With this guy at the top, it’s no wonder we don’t know anything about domestic violence. OK, he’s only second from the top, but it’s close enough for government work, don’t you know.
This article is reprinted from Glamour magazine and it’s an interview with Vice President Joe Biden about domestic violence (Huffington Post, 5/6/11). Well, it’s not exactly about domestic violence. It’s more about the myth of domestic violence that’s been repeated interminably for 40 years and that the interviewer, Joe Biden and his wife (also interviewed) have all accepted without question.
It’s about 1,500 words and, by the end, knowledgeable readers are left with the burning question “Can this guy be this dumb?” Or maybe he’s just lived his life as if all his actions were directed by a GPS system manufactured by feminists. I can just hear it: “Turn left at the next corner. Read Catharine MacKinnon’s “Toward a Feminist Theory of the State.”
Seriously, this is the Vice President of the United States and he volunteers this:
This attitude of how society views women as chattel — that’s the biggest thing to overcome.

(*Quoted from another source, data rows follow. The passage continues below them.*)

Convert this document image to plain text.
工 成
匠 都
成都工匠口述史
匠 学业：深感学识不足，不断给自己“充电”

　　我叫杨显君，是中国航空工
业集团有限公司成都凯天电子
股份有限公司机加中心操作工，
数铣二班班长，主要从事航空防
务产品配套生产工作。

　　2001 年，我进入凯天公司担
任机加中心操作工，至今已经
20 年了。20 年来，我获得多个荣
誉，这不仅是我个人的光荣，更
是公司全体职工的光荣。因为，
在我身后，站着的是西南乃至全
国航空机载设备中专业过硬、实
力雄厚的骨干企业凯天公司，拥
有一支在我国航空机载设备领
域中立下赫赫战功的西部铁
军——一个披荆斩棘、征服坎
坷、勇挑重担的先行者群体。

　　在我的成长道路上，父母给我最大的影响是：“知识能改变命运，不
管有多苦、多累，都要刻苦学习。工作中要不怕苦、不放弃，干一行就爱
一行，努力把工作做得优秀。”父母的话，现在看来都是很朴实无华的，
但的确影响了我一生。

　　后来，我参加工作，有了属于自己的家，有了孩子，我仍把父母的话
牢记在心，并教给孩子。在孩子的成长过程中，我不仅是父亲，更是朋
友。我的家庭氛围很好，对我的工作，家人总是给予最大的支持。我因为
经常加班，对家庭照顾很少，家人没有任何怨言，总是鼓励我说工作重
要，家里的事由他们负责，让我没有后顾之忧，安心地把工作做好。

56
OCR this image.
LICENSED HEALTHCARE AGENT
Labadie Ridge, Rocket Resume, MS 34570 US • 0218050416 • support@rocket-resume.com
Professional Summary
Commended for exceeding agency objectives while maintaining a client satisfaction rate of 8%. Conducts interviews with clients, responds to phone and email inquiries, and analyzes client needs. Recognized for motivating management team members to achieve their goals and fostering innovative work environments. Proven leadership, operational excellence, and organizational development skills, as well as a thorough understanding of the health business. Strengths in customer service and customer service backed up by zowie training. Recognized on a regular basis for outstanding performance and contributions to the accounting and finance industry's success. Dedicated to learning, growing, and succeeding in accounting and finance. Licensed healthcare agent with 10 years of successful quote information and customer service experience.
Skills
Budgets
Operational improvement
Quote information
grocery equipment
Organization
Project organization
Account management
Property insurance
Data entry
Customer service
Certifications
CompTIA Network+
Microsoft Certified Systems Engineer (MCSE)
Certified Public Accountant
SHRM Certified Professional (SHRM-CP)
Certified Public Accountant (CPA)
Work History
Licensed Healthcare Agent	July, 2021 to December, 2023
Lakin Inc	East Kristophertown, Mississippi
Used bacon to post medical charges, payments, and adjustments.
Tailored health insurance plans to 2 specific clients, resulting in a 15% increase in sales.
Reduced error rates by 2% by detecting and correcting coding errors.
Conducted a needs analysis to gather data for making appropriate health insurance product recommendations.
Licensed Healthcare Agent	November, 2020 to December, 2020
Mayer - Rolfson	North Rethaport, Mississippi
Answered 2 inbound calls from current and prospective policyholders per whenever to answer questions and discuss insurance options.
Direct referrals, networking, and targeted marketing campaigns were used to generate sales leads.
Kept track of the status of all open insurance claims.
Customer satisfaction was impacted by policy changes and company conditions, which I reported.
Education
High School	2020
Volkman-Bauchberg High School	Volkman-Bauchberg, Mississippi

Really? Chattel? It’s a fascinating theory. I suppose it would be better if it had a single iota of anything to support it. But for Biden, it’s not only self-evident but “the biggest thing to overcome.”
Chattel? Let’s see, this is a society in which women have more of the good and less of the bad than men in almost every imaginable category. Longevity? Check. Education? Check. Exemption from military conscription? Check. Exemption from combat if they do serve? Check. Lower rates of homelessness? Check. Higher rates of health insurance coverage? Check. Lower rates of suicide? Check. Numerous laws like VAWA and sexual harassment laws that are designed specifically to protect women but not men. Check. Fewer killed or injured on the job? Check.
And that doesn’t even mention family law and adoption law that seem as much as anything to be enacted for mothers, by mothers. I could go on forever about how those areas of law privilege women and mothers.
So maybe the Veep could explain to us ignorant savages how he figures that women are seen as chattel in this society. Someone should tell him to lay off the Kool-Aid.